Saeed's departure set the scene for just four tables to continue for the 36 tired players remaining, with Elisabeth Hille and Gaelle Baumann still very much in the running.
Almost immediately there were four more eliminations in quick succession, and they were followed by another five, making it unnecessary for officials to enforce the hard stop…the day's target of 27 players had been reached and the chips were bagged.
With 1 hour and 37 minutes left in Level 30, Erik Hellman was busted out in 28th place for $236,921.
Day 7 begins Monday at 1:00 pm PT, and will continue until the main event final table of nine players is reached.
The first nine players to bust will receive $294,601 each, while the nine final table survivors will be guaranteed at least $754,798, and a chance at the winner's $8.5 million when the event reconvenes late October.
Two women remain in the event: Elisabeth Hille is in fifth place on 9,770,000, and Gaelle Baumann is in the 20th slot on 5,530,000.
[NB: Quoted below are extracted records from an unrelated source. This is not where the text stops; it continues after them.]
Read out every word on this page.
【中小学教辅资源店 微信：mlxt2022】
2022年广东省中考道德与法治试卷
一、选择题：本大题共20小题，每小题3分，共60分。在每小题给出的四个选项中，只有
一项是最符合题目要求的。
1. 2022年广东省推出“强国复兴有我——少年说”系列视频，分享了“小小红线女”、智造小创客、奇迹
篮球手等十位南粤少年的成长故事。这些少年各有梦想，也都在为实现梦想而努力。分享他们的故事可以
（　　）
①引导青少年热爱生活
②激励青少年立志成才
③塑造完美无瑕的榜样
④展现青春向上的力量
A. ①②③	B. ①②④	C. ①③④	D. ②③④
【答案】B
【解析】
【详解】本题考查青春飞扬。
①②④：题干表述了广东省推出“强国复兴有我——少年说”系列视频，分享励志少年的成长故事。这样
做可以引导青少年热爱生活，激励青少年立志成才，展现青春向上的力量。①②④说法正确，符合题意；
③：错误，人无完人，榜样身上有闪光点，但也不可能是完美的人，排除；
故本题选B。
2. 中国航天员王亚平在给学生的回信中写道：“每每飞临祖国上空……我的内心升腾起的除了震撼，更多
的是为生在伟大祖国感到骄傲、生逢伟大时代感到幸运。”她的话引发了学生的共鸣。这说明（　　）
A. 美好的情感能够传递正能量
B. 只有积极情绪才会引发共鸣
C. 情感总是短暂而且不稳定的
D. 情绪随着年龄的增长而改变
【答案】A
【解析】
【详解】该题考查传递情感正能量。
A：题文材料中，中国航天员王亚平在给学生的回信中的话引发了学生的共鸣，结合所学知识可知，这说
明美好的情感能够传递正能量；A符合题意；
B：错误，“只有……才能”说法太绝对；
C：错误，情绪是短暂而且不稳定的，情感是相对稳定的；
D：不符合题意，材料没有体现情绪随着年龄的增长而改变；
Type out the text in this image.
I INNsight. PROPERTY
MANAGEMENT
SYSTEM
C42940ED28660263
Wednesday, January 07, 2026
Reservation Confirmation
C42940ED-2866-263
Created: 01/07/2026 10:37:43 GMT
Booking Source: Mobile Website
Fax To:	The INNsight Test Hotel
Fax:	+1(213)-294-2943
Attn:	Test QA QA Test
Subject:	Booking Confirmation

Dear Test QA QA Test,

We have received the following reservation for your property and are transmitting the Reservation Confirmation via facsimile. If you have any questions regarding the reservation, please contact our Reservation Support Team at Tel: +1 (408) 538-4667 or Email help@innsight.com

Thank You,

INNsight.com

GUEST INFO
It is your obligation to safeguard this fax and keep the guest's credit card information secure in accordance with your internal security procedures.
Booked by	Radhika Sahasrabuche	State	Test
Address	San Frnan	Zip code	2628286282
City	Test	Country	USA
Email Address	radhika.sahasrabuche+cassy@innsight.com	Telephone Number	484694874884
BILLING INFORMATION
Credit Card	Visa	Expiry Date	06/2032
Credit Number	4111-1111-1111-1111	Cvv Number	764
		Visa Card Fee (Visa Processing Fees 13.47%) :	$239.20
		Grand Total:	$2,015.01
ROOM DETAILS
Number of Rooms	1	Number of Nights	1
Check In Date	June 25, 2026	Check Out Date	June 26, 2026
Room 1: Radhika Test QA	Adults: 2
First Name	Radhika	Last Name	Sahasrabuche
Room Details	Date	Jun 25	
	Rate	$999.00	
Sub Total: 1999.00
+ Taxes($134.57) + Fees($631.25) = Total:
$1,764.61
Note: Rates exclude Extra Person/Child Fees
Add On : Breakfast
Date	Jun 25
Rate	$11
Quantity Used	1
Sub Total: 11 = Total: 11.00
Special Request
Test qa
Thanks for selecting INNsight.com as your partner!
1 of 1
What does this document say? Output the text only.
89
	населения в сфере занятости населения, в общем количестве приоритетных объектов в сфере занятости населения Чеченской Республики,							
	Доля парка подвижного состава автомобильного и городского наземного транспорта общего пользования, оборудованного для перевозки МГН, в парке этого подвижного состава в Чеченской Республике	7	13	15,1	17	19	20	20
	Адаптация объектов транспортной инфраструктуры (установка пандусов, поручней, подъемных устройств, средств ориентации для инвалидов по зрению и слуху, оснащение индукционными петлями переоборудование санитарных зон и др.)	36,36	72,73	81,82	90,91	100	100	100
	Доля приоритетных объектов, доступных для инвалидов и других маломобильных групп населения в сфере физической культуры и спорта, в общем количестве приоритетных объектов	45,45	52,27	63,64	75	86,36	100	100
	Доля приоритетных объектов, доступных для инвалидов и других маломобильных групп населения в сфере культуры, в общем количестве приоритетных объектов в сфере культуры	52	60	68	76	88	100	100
With the blinds at 60,000-120,000 with a 15,000 ante, and average chips counts of 7,331,112, this is what the top chip counts look like going into Day 7:
1. Marc Ladouceur – 15,875,000 (132 bb)
2. Daniel Strelitz – 12,790,000 (106 bb)
3. Robert Salaburu – 10,915,000 (90 bb)
4. Russell Thomas – 9,985,000 (83 bb)
5. Elisabeth Hille – 9,770,000 (81 bb)
6. Yuval Bronshtein – 9,735,000 (81 bb)
7. Jamie Robbins – 8,750,000 (72 bb)
8. Robert Corcione – 8,745,000 (72 bb)
9. Cylus Watson – 8,500,000 (70 bb)
10. Jeremy Ausmus – 8,300,000 (69 bb)
Offering the closest challenge to Canadian chip leader Marc Ladouceur as the day ended was the little known Daniel Strelitz – who was at one stage way ahead of the field on 16,390,000.
The 22-year-old is the first player with more than 10 million in chips, and has wreaked havoc among his many opponents during the day. He has two previous WSOP cashes to his credit, and like so many of the young players at WSOP built his career and substantial winnings in the internet poker sector, where he started to play in 2008 and currently coaches other players.